IndexError: index 10000 is out of bounds for axis 0 with size 10000

This is pretty straightforward. When you have a size of 10000, element index 10000 is out of bounds because indexing begins with 0, not 1. Therefore, the 10,000th element is index 9999, and anything larger than that is out of bounds.


Mason Wheeler's answer told you what Python was telling you.

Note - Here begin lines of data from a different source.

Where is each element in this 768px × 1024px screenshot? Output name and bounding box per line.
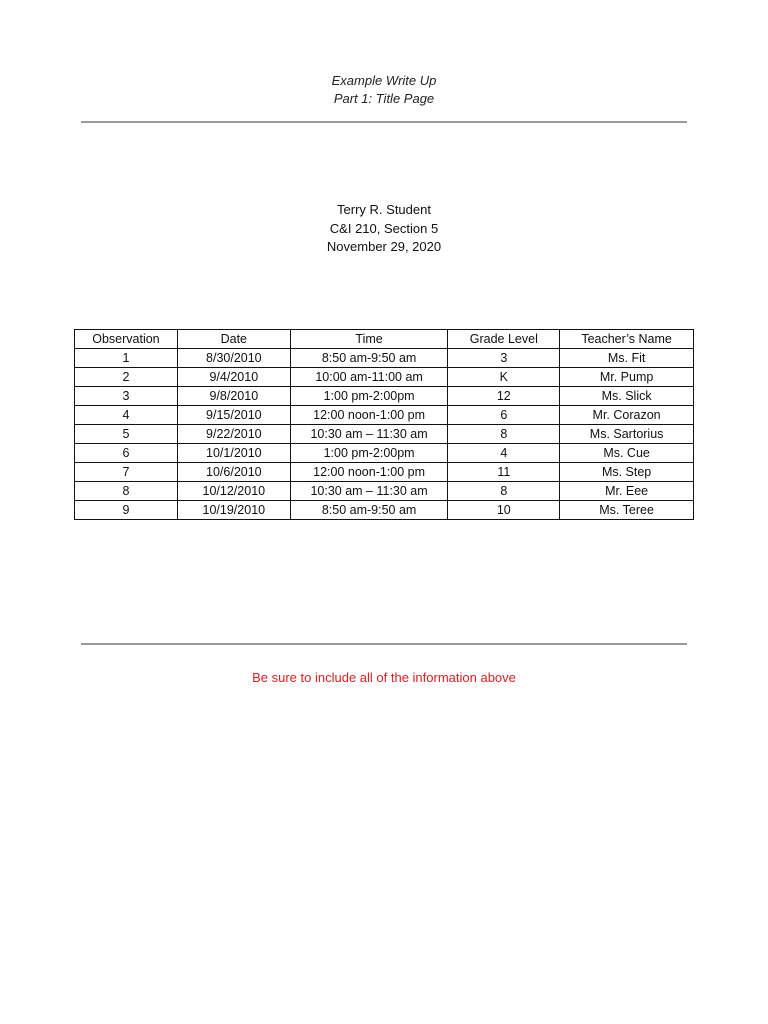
- cell-teacher-name: Ms. Cue: [560, 444, 694, 463]
- cell-teacher-name: Ms. Fit: [560, 349, 694, 368]
- table-row: [75, 368, 694, 387]
- observation-table: [74, 329, 694, 520]
- table-row: [75, 482, 694, 501]
- cell-grade-level: 8: [448, 482, 560, 501]
- document-header: [0, 72, 768, 108]
- table-row: [75, 444, 694, 463]
- column-header-grade-level: Grade Level: [448, 330, 560, 349]
- cell-grade-level: 6: [448, 406, 560, 425]
- bottom-divider: [81, 643, 687, 645]
- cell-date: 9/4/2010: [177, 368, 290, 387]
- cell-date: 9/22/2010: [177, 425, 290, 444]
- cell-time: 10:00 am-11:00 am: [290, 368, 448, 387]
- cell-date: 9/8/2010: [177, 387, 290, 406]
- cell-time: 10:30 am – 11:30 am: [290, 425, 448, 444]
- column-header-teachers-name: Teacher’s Name: [560, 330, 694, 349]
- cell-grade-level: 4: [448, 444, 560, 463]
- cell-date: 10/6/2010: [177, 463, 290, 482]
- column-header-time: Time: [290, 330, 448, 349]
- column-header-observation: Observation: [75, 330, 178, 349]
- course-section: C&I 210, Section 5: [329, 220, 439, 236]
- top-divider: [81, 121, 687, 123]
- cell-time: 12:00 noon-1:00 pm: [290, 406, 448, 425]
- cell-date: 10/19/2010: [177, 501, 290, 520]
- cell-observation: 2: [75, 368, 178, 387]
- cell-teacher-name: Mr. Pump: [560, 368, 694, 387]
- cell-date: 9/15/2010: [177, 406, 290, 425]
- cell-observation: 8: [75, 482, 178, 501]
- cell-teacher-name: Mr. Eee: [560, 482, 694, 501]
- cell-observation: 4: [75, 406, 178, 425]
- table-header-row: [75, 330, 694, 349]
- table-row: [75, 501, 694, 520]
- cell-observation: 7: [75, 463, 178, 482]
- cell-teacher-name: Ms. Step: [560, 463, 694, 482]
- cell-observation: 6: [75, 444, 178, 463]
- cell-time: 1:00 pm-2:00pm: [290, 444, 448, 463]
- cell-grade-level: 3: [448, 349, 560, 368]
- document-date: November 29, 2020: [326, 239, 442, 254]
- cell-observation: 5: [75, 425, 178, 444]
- header-title: Example Write Up: [331, 73, 437, 88]
- table-row: [75, 463, 694, 482]
- cell-observation: 1: [75, 349, 178, 368]
- cell-time: 10:30 am – 11:30 am: [290, 482, 448, 501]
- cell-date: 10/1/2010: [177, 444, 290, 463]
- cell-teacher-name: Mr. Corazon: [560, 406, 694, 425]
- cell-time: 8:50 am-9:50 am: [290, 349, 448, 368]
- cell-grade-level: 10: [448, 501, 560, 520]
- author-block: [0, 201, 768, 257]
- cell-grade-level: 8: [448, 425, 560, 444]
- cell-grade-level: K: [448, 368, 560, 387]
- cell-time: 1:00 pm-2:00pm: [290, 387, 448, 406]
- column-header-date: Date: [177, 330, 290, 349]
- cell-time: 12:00 noon-1:00 pm: [290, 463, 448, 482]
- cell-teacher-name: Ms. Slick: [560, 387, 694, 406]
- table-row: [75, 406, 694, 425]
- header-subtitle: Part 1: Title Page: [333, 91, 435, 106]
- cell-grade-level: 12: [448, 387, 560, 406]
- table-row: [75, 349, 694, 368]
- cell-observation: 9: [75, 501, 178, 520]
- table-row: [75, 425, 694, 444]
- cell-observation: 3: [75, 387, 178, 406]
- reminder-note: Be sure to include all of the information above: [252, 670, 516, 685]
- cell-date: 10/12/2010: [177, 482, 290, 501]
- table-row: [75, 387, 694, 406]
- cell-teacher-name: Ms. Sartorius: [560, 425, 694, 444]
- cell-grade-level: 11: [448, 463, 560, 482]
- cell-date: 8/30/2010: [177, 349, 290, 368]
- author-name: Terry R. Student: [337, 202, 431, 217]
- cell-teacher-name: Ms. Teree: [560, 501, 694, 520]
- cell-time: 8:50 am-9:50 am: [290, 501, 448, 520]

The problem occurs in this loop:

while y[i] >= 0: # conditional loop continuous until
# projectile hits ground
    gamma = 0.005 # constant of friction
    height = 100 # height at which air friction disappears
    f = 0.5 * gamma * (height - y[i]) * dt
    x[i + 1] = (2 * x[i] - x[i - 1] + f * x[i - 1])/1 + f # numerical integration to find x[i + 1]                                       
    y[i + 1] = (2 * y[i] - y[i - 1] + f * y[i - 1] - g * dt ** 2)/ 1 + f # and y[i + 1]

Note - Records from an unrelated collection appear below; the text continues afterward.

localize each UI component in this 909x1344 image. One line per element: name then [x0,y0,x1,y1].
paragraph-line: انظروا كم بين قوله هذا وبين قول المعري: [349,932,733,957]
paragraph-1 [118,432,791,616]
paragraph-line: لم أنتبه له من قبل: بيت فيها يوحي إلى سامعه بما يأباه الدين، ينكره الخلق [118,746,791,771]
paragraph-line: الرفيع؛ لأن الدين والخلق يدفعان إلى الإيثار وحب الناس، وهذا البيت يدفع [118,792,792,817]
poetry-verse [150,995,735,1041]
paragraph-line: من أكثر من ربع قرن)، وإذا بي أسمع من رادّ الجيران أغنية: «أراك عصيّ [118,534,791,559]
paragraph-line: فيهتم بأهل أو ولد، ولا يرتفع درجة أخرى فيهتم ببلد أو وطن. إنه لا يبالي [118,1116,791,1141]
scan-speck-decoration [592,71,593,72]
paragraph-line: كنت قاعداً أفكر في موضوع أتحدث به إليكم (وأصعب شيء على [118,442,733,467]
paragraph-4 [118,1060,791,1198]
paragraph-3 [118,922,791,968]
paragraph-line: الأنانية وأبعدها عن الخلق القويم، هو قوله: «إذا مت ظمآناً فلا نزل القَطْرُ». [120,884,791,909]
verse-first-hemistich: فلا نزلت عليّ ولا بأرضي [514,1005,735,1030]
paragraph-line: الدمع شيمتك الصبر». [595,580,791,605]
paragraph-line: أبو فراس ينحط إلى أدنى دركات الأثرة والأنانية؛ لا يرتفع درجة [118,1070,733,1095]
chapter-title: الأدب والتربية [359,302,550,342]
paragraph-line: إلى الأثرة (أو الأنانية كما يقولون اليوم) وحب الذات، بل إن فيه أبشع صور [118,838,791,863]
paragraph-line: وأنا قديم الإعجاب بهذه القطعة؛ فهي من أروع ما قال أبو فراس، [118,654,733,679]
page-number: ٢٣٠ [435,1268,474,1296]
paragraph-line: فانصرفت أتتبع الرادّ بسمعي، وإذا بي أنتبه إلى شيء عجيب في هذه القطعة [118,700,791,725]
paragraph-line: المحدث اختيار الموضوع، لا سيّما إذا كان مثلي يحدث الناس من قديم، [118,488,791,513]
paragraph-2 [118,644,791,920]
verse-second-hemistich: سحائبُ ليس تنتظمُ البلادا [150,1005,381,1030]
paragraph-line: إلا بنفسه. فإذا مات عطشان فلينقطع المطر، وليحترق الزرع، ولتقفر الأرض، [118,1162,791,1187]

    i = i + 1 # increment i for next loop

The simple fix is to change the loop to something like (I don't know Python syntax, so bear with me):

while (y[i] >= 0) and (i < len(time)):

That will stop the sim when you run out of array, but it will (potentially) also stop the sim with the projectile hanging in mid-air.

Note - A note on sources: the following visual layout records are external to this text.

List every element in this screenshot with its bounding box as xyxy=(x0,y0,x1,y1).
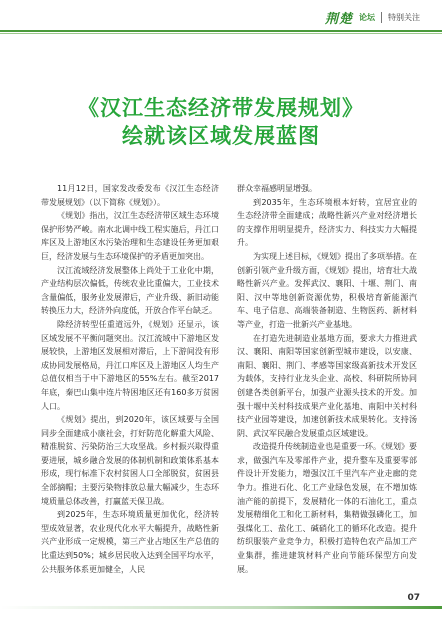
article-column-right xyxy=(237,182,417,576)
brand-logo: 荆楚 xyxy=(324,11,353,27)
footer-rule xyxy=(0,606,442,609)
article-title xyxy=(0,94,442,150)
page-number: 07 xyxy=(407,593,420,603)
paragraph: 到2025年，生态环境质量更加优化，经济转型成效显著，农业现代化水平大幅提升，战略性新兴产业形成一定规模，第三产业占地区生产总值的比重达到50%；城乡居民收入达到全国平均水平，公共服务体系更加健全，人民 xyxy=(41,510,219,574)
paragraph: 在打造先进制造业基地方面，要求大力推进武汉、襄阳、南阳等国家创新型城市建设，以安康、南阳、襄阳、荆门、孝感等国家级高新技术开发区为载体，支持行业龙头企业、高校、科研院所协同创建各类创新平台，加强产业源头技术的开发。加强十堰中关村科技成果产业化基地、南阳中关村科技产业园等建设，加速创新技术成果转化。支持汤阴、武汉军民融合发展重点区域建设。 xyxy=(237,333,417,438)
title-line-1: 《汉江生态经济带发展规划》 xyxy=(78,96,364,120)
paragraph: 11月12日，国家发改委发布《汉江生态经济带发展规划》（以下简称《规划》）。 xyxy=(41,184,219,207)
title-line-2: 绘就该区域发展蓝图 xyxy=(122,124,320,148)
paragraph: 《规划》提出，到2020年，该区域要与全国同步全面建成小康社会，打好防范化解重大风险、精准脱贫、污染防治三大攻坚战。乡村振兴取得重要进展，城乡融合发展的体制机制和政策体系基本形成，现行标准下农村贫困人口全部脱贫，贫困县全部摘帽；主要污染物排放总量大幅减少，生态环境质量总体改善，打赢蓝天保卫战。 xyxy=(41,415,219,506)
brand-separator xyxy=(381,12,382,23)
header-rule xyxy=(0,30,442,32)
column-name: 特别关注 xyxy=(388,12,420,22)
masthead xyxy=(325,7,420,27)
paragraph: 改造提升传统制造业也是重要一环。《规划》要求，做强汽车及零部件产业，提升整车及重要零部件设计开发能力，增强汉江千里汽车产业走廊的竞争力。推进石化、化工产业绿色发展，在不增加炼油产能的前提下，发展精化一体的石油化工，重点发展精细化工和化工新材料，集精做强磷化工，加强煤化工、盐化工、碱硝化工的循环化改造。提升纺织服装产业竞争力，积极打造特色农产品加工产业集群，推进建筑材料产业向节能环保型方向发展。 xyxy=(237,442,417,574)
page-header xyxy=(0,0,442,36)
paragraph: 除经济转型任重道远外，《规划》还显示，该区域发展不平衡问题突出。汉江流域中下游地区发展较快，上游地区发展相对滞后，上下游间没有形成协同发展格局，丹江口库区及上游地区人均生产总值仅相当于中下游地区的55%左右。截至2017年底，秦巴山集中连片特困地区还有160多万贫困人口。 xyxy=(41,319,219,411)
paragraph: 到2035年，生态环境根本好转，宜居宜业的生态经济带全面建成；战略性新兴产业对经济增长的支撑作用明显提升，经济实力、科技实力大幅提升。 xyxy=(237,197,417,248)
article-column-left xyxy=(41,182,219,576)
brand-subtitle: 论坛 xyxy=(359,12,375,22)
header-rule-thin xyxy=(0,33,442,34)
paragraph: 汉江流域经济发展整体上尚处于工业化中期，产业结构层次偏低，传统农业比重偏大，工业技术含量偏低，服务业发展滞后，产业升级、新旧动能转换压力大，经济外向度低，开放合作平台缺乏。 xyxy=(41,265,219,316)
paragraph: 《规划》指出，汉江生态经济带区域生态环境保护形势严峻。南水北调中线工程实施后，丹江口库区及上游地区水污染治理和生态建设任务更加艰巨，经济发展与生态环境保护的矛盾更加突出。 xyxy=(41,211,219,261)
paragraph: 群众幸福感明显增强。 xyxy=(237,184,317,193)
paragraph: 为实现上述目标，《规划》提出了多项举措。在创新引领产业升级方面，《规划》提出，培育壮大战略性新兴产业。发挥武汉、襄阳、十堰、荆门、南阳、汉中等地创新资源优势，积极培育新能源汽车、电子信息、高端装备制造、生物医药、新材料等产业，打造一批新兴产业基地。 xyxy=(237,251,417,329)
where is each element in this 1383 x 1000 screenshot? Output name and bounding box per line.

What you have here is a very simple ballistic projectile simulation, modeling atmospheric friction as a linear function of altitude. QUALITATIVELY, what is happening is that your projectile is not hitting the ground in the time you allowed, and you are attempting to overrun your tracking arrays. This is caused by failure to allow sufficient time-of-flight. Observe that the greatest possible time-of-flight occurs when atmospheric friction is zero, and it is then trivial to compute a closed-form upper bound for time-of-flight. You then use that upper bound as your time, and you will allocate sufficient array space to simulate the projectile all the way to impact.